The boy, Eugene, used to like to look at Julia Gold. Her hair was very black and her face was very white, and her eyebrows met in a thick, dark line. Her face, as she bent over her work, was sullen and brooding, but when she lifted her head suddenly, in conversation, you were startled by a vivid flash of teeth, and eyes, and smile. Her voice was deep and low. She made you a little uncomfortable. Her eyes seemed always to be asking something. Around the work table, mornings she used to relate the dream she had had the night before. In these dreams she was always being pursued by a lover. “And then I woke up, screaming.” Neither she nor the sewing girls knew what she was revealing in these confidences of hers. But Aunt Sophy, the shrewd, somehow sensed it.
“You’re alone too much, evenings. That’s what comes of living in a boarding house. You come over to me for a week. The change will do you good, and it’ll be nice for me, too, having somebody to keep me company.”

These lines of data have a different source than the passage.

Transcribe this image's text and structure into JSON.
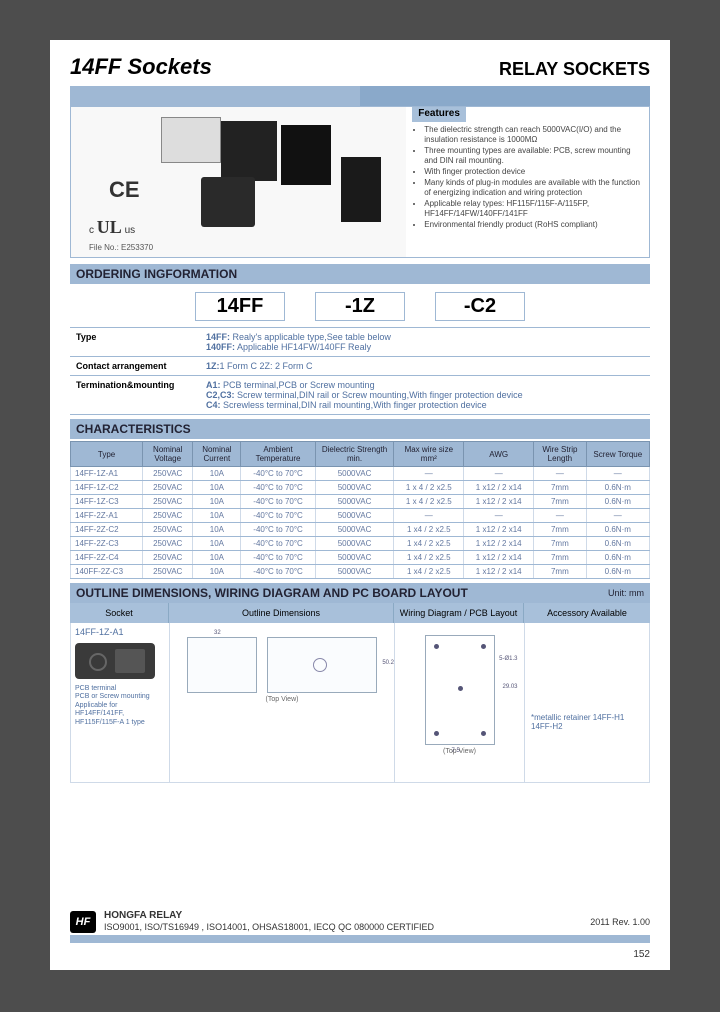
{
  "header": {
    "title": "14FF Sockets",
    "subtitle": "RELAY SOCKETS"
  },
  "hero": {
    "ce": "CE",
    "ul": "c UL us",
    "file_no": "File No.: E253370",
    "features_title": "Features",
    "features": [
      "The dielectric strength can reach 5000VAC(I/O) and the insulation resistance is 1000MΩ",
      "Three mounting types are available: PCB, screw mounting and DIN rail mounting.",
      "With finger protection device",
      "Many kinds of plug-in modules are available with the function of energizing indication and wiring protection",
      "Applicable relay types: HF115F/115F-A/115FP, HF14FF/14FW/140FF/141FF",
      "Environmental friendly product (RoHS compliant)"
    ]
  },
  "ordering": {
    "section": "ORDERING INGFORMATION",
    "boxes": [
      "14FF",
      "-1Z",
      "-C2"
    ],
    "rows": [
      {
        "label": "Type",
        "text": "14FF: Realy's applicable type,See table below\n140FF: Applicable HF14FW/140FF Realy"
      },
      {
        "label": "Contact arrangement",
        "text": "1Z:1 Form C    2Z: 2 Form C"
      },
      {
        "label": "Termination&mounting",
        "text": "A1: PCB terminal,PCB or Screw mounting\nC2,C3: Screw terminal,DIN rail or Screw mounting,With finger protection device\nC4:  Screwless terminal,DIN rail mounting,With finger protection device"
      }
    ]
  },
  "char": {
    "section": "CHARACTERISTICS",
    "headers": [
      "Type",
      "Nominal Voltage",
      "Nominal Current",
      "Ambient Temperature",
      "Dielectric Strength min.",
      "Max wire size mm²",
      "AWG",
      "Wire Strip Length",
      "Screw Torque"
    ],
    "col_widths": [
      "66px",
      "46px",
      "44px",
      "68px",
      "72px",
      "64px",
      "64px",
      "48px",
      "58px"
    ],
    "rows": [
      [
        "14FF-1Z-A1",
        "250VAC",
        "10A",
        "-40°C to 70°C",
        "5000VAC",
        "—",
        "—",
        "—",
        "—"
      ],
      [
        "14FF-1Z-C2",
        "250VAC",
        "10A",
        "-40°C to 70°C",
        "5000VAC",
        "1 x 4 / 2 x2.5",
        "1 x12 / 2 x14",
        "7mm",
        "0.6N·m"
      ],
      [
        "14FF-1Z-C3",
        "250VAC",
        "10A",
        "-40°C to 70°C",
        "5000VAC",
        "1 x 4 / 2 x2.5",
        "1 x12 / 2 x14",
        "7mm",
        "0.6N·m"
      ],
      [
        "14FF-2Z-A1",
        "250VAC",
        "10A",
        "-40°C to 70°C",
        "5000VAC",
        "—",
        "—",
        "—",
        "—"
      ],
      [
        "14FF-2Z-C2",
        "250VAC",
        "10A",
        "-40°C to 70°C",
        "5000VAC",
        "1 x4 / 2 x2.5",
        "1 x12 / 2 x14",
        "7mm",
        "0.6N·m"
      ],
      [
        "14FF-2Z-C3",
        "250VAC",
        "10A",
        "-40°C to 70°C",
        "5000VAC",
        "1 x4 / 2 x2.5",
        "1 x12 / 2 x14",
        "7mm",
        "0.6N·m"
      ],
      [
        "14FF-2Z-C4",
        "250VAC",
        "10A",
        "-40°C to 70°C",
        "5000VAC",
        "1 x4 / 2 x2.5",
        "1 x12 / 2 x14",
        "7mm",
        "0.6N·m"
      ],
      [
        "140FF-2Z-C3",
        "250VAC",
        "10A",
        "-40°C to 70°C",
        "5000VAC",
        "1 x4 / 2 x2.5",
        "1 x12 / 2 x14",
        "7mm",
        "0.6N·m"
      ]
    ]
  },
  "outline": {
    "section": "OUTLINE DIMENSIONS, WIRING DIAGRAM AND PC BOARD LAYOUT",
    "unit": "Unit: mm",
    "subheaders": [
      "Socket",
      "Outline Dimensions",
      "Wiring Diagram / PCB Layout",
      "Accessory Available"
    ],
    "col_flex": [
      "98px",
      "225px",
      "130px",
      "1"
    ],
    "socket_label": "14FF-1Z-A1",
    "socket_desc": "PCB terminal\nPCB or Screw mounting\nApplicable for HF14FF/141FF,\nHF115F/115F-A 1 type",
    "topview": "(Top View)",
    "accessory": "*metallic retainer 14FF-H1\n14FF-H2",
    "dims": {
      "w": "32",
      "h": "50.2",
      "pitch": "7.5",
      "spacing": "29.03",
      "diag": "5-Ø1.3"
    }
  },
  "footer": {
    "brand": "HONGFA RELAY",
    "cert": "ISO9001, ISO/TS16949 , ISO14001, OHSAS18001, IECQ QC 080000 CERTIFIED",
    "rev": "2011 Rev. 1.00",
    "page": "152",
    "logo": "HF"
  },
  "colors": {
    "bar_light": "#9fb8d4",
    "bar_dark": "#8aa9ca",
    "text_link": "#5070a0"
  }
}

Julia often came for a week or ten days at a time. Julia, about the house after supper, was given to those vivid splashy kimonos with big flowers embroidered on them. They made her hair look blacker and her skin whiter by contrast. Sometimes Eugene or Adele or both would drop in and the four would play bridge. Aunt Sophy played a shrewd and canny game, Adele a rather brilliant one, Julia a wild and disastrous hand, always, and Eugene so badly that only Julia would take him on as a partner. Mrs. Baldwin never knew about these evenings.

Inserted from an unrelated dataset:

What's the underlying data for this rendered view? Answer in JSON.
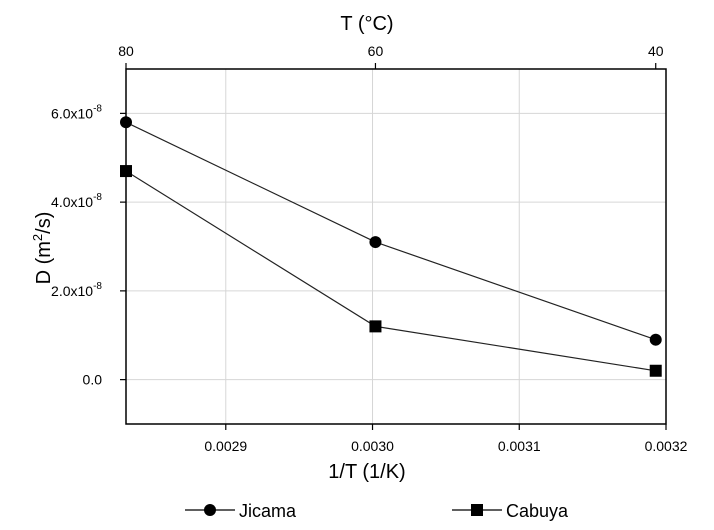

It was on one of these occasions that Aunt Sophy, coming unexpectedly into the living room from the kitchen where she and Adele were foraging for refreshments after the game, beheld Julia Gold and Eugene, arms clasped about each other, cheek to cheek. They started up as she came in and faced her, the woman defiantly, the boy bravely. Julia Gold was thirty (with reservations) at that time, and the boy not quite twenty-one.